The ECOFISH consortium is made up of scientists and fisheries managers in Angola, Namibia and South Africa and a team of specialists from the Technical University of Denmark. Scientists from the universities of Cape Town and Stellenbosch are also participating in the initiative.
The Ecosystem Approach to Fisheries
Three projects focused on the Ecosystem Approach to Fisheries (EAF) were implemented by the Benguela Current Commission and the EAF-Nansen project between 2011 and 2014. These projects focused on:
- implementing a process that enables the auditing and tracking of EAF
- integrating human dimensions into fisheries management
- the institutional arrangements that support EAF.
The first project adapted the tracking tool that was originally developed for South Africa by the global conservation organisation, WWF, so that it could be used in all three countries of the BCLME. The tool is used to monitor and assess progress with the implementation of EAF.

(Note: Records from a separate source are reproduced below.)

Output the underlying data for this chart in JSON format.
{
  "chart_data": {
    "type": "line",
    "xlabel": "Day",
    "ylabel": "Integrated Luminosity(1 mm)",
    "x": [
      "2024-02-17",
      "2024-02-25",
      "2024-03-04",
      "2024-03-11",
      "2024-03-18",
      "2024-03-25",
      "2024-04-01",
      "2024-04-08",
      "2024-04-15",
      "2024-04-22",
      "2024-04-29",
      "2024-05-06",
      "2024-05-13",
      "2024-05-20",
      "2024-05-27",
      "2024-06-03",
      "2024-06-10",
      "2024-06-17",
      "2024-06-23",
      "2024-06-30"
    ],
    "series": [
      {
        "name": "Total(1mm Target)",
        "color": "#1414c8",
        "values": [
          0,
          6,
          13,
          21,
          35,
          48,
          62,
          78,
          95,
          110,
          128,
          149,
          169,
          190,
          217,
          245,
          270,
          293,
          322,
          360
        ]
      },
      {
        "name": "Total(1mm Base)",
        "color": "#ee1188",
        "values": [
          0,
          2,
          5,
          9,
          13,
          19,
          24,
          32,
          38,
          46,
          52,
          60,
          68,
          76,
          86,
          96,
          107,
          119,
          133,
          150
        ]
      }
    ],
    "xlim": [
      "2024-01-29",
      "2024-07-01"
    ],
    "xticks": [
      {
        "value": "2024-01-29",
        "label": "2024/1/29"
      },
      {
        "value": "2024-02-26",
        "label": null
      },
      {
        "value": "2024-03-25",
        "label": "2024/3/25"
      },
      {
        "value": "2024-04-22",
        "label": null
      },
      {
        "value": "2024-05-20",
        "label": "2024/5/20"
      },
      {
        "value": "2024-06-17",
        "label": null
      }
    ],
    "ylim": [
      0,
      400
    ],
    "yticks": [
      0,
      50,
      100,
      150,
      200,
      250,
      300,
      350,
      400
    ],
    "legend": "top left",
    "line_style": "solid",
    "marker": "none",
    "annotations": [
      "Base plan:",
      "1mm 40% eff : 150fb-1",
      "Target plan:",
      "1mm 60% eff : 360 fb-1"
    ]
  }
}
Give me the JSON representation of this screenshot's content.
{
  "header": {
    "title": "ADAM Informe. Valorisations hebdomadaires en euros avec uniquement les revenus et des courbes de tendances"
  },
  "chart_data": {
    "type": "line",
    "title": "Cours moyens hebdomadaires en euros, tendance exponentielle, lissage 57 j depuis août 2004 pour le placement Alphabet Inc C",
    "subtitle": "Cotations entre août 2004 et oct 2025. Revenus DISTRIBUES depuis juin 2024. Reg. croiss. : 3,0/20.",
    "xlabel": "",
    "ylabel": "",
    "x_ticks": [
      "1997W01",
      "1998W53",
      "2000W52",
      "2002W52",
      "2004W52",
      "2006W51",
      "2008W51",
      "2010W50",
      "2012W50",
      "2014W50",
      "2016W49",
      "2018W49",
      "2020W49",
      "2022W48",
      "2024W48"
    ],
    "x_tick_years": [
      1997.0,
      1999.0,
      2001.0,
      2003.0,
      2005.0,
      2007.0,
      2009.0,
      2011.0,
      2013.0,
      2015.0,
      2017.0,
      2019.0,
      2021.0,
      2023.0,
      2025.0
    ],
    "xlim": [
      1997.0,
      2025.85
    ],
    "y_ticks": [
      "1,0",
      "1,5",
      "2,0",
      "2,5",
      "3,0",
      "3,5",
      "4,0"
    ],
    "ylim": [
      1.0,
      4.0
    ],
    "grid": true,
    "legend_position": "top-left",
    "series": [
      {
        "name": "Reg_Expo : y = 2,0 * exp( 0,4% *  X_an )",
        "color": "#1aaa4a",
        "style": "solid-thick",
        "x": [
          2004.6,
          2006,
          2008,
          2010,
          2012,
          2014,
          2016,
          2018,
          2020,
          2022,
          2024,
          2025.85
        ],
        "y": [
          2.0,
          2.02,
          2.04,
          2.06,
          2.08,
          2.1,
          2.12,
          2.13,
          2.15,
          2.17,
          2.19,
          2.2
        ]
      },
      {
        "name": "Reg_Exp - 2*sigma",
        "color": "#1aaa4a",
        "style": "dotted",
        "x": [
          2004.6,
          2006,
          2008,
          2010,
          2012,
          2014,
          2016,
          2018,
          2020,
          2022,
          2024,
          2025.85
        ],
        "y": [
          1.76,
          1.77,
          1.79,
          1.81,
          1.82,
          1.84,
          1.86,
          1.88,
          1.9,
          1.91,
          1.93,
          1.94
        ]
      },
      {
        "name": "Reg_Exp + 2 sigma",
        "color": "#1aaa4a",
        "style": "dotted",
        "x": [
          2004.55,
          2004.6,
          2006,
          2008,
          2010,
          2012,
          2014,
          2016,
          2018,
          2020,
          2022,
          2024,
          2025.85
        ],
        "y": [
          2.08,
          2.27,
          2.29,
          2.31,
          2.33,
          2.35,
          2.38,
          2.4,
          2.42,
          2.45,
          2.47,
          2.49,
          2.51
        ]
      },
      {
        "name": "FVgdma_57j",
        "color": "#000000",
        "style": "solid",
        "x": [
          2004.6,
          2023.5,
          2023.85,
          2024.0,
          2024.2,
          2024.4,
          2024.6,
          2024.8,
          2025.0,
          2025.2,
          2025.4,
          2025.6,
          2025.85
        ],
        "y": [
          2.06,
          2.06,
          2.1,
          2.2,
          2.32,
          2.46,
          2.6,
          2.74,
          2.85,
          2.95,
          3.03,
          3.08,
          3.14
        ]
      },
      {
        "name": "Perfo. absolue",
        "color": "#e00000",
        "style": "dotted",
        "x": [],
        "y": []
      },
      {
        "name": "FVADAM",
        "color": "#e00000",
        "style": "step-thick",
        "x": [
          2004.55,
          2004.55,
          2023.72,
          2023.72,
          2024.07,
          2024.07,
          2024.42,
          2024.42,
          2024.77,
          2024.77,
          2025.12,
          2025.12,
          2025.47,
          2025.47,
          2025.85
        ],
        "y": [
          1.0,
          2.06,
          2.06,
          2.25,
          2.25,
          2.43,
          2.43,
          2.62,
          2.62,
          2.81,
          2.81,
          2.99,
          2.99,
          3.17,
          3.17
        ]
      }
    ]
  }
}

The second project involved the collation and organisation of information and knowledge on the social, cultural, economic, political and governance dimensions of fisheries management so that these could be included in the management strategies of all three countries.
The third project identified the institutional arrangements required by the BCC countries to effectively manage fisheries in accordance with EAF principles.
All three projects strengthened the regional implementation of an EAF and made a valuable contribution to the growing body of international experience with the application of an ecosystem approach.